PATIENTS AND METHODS:Patients were randomly assigned to one of two trabectedin regimens (via central venous access): 1.5 mg/m(2) 24-hour intravenous infusion once every 3 weeks (q3 weeks 24-hour) versus 0.58 mg/m(2) 3-hour IV infusion every week for 3 weeks of a 4-week cycle (qwk 3-hour). Time to progression (TTP) was the primary efficacy end point, based on confirmed independent review of images.

RESULTS:Two hundred seventy patients were randomly assigned; 136 (q3 weeks 24-hour) versus 134 (qwk 3-hour). Median TTP was 3.7 months versus 2.3 months (hazard ratio [HR], 0.734; 95% CI, 0.554 to 0.974; P = .0302), favoring the q3 weeks 24-hour arm. Median progression-free survival was 3.3 months versus 2.3 months (HR, 0.755; 95% CI, 0.574 to 0.992; P = .0418). Median overall survival (n = 235 events) was 13.9 months versus 11.8 months (HR, 0.843; 95% CI, 0.653 to 1.090; P = .1920). Although somewhat more neutropenia, elevations in AST/ALT, emesis, and fatigue occurred in the q3 weeks 24-hour, this regimen was reasonably well tolerated. Febrile neutropenia was rare (0.8%). No cumulative toxicities were noted.

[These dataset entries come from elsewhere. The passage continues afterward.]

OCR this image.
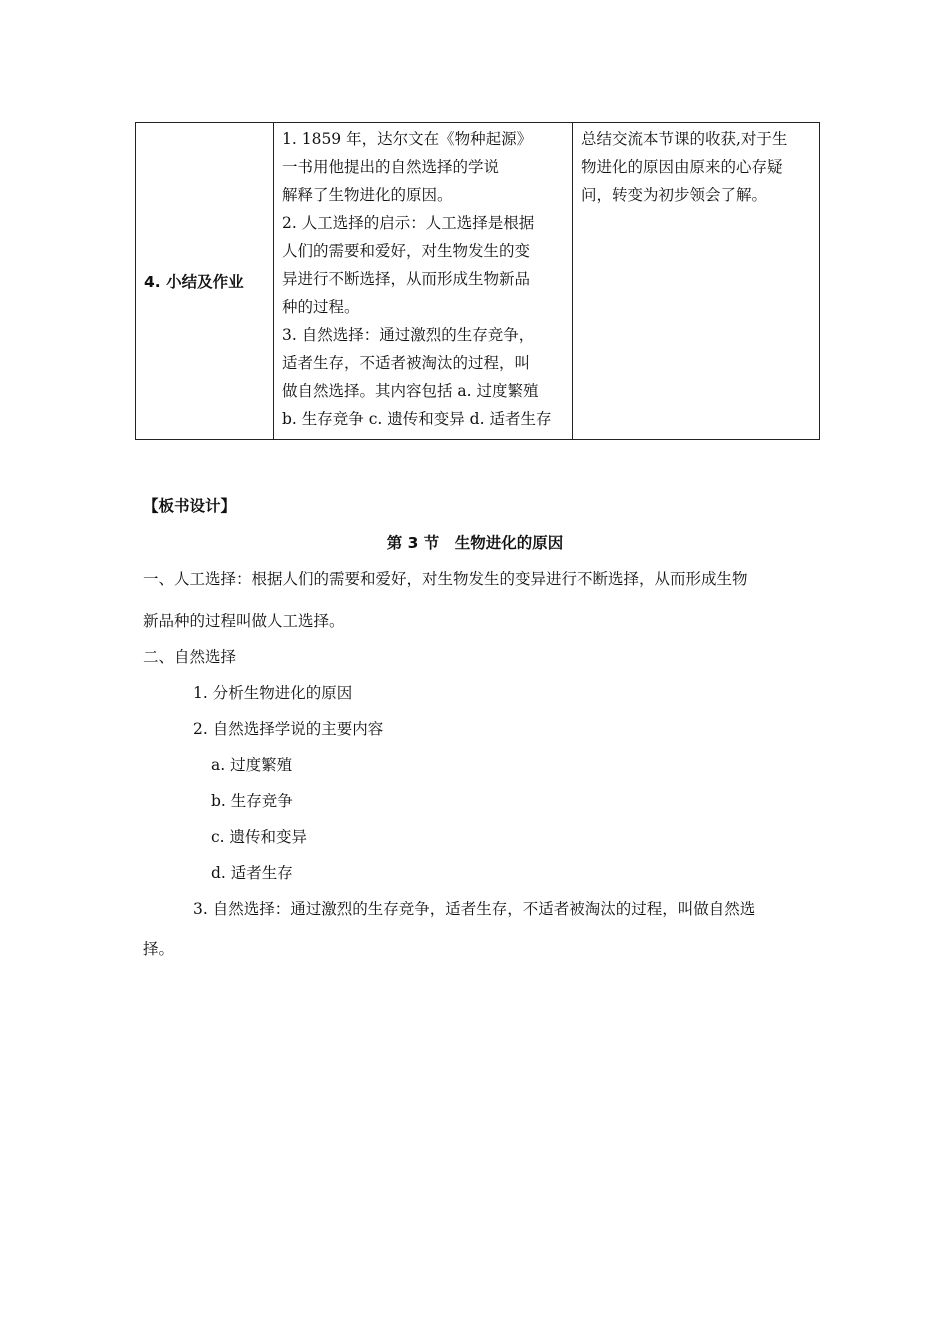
4. 小结及作业

1. 1859 年，达尔文在《物种起源》
一书用他提出的自然选择的学说
解释了生物进化的原因。
2. 人工选择的启示：人工选择是根据
人们的需要和爱好，对生物发生的变
异进行不断选择，从而形成生物新品
种的过程。
3. 自然选择：通过激烈的生存竞争，
适者生存，不适者被淘汰的过程，叫
做自然选择。其内容包括 a. 过度繁殖
b. 生存竞争 c. 遗传和变异 d. 适者生存

总结交流本节课的收获,对于生
物进化的原因由原来的心存疑
问，转变为初步领会了解。
【板书设计】
第 3 节　生物进化的原因
一、人工选择：根据人们的需要和爱好，对生物发生的变异进行不断选择，从而形成生物
新品种的过程叫做人工选择。
二、自然选择
1. 分析生物进化的原因
2. 自然选择学说的主要内容
a. 过度繁殖
b. 生存竞争
c. 遗传和变异
d. 适者生存
3. 自然选择：通过激烈的生存竞争，适者生存，不适者被淘汰的过程，叫做自然选
择。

CONCLUSION:Prior studies showed clinical benefit with trabectedin in patients with sarcomas after failure of standard chemotherapy. This trial documents superior disease control with the q3 weeks 24-hour trabectedin regimen in liposarcomas and leiomyosarcomas, although the qwk 3-hour regimen also demonstrated activity relative to historical comparisons. Trabectedin may now be considered an important new option to control advanced sarcomas in patients after failure of available standard-of-care therapies.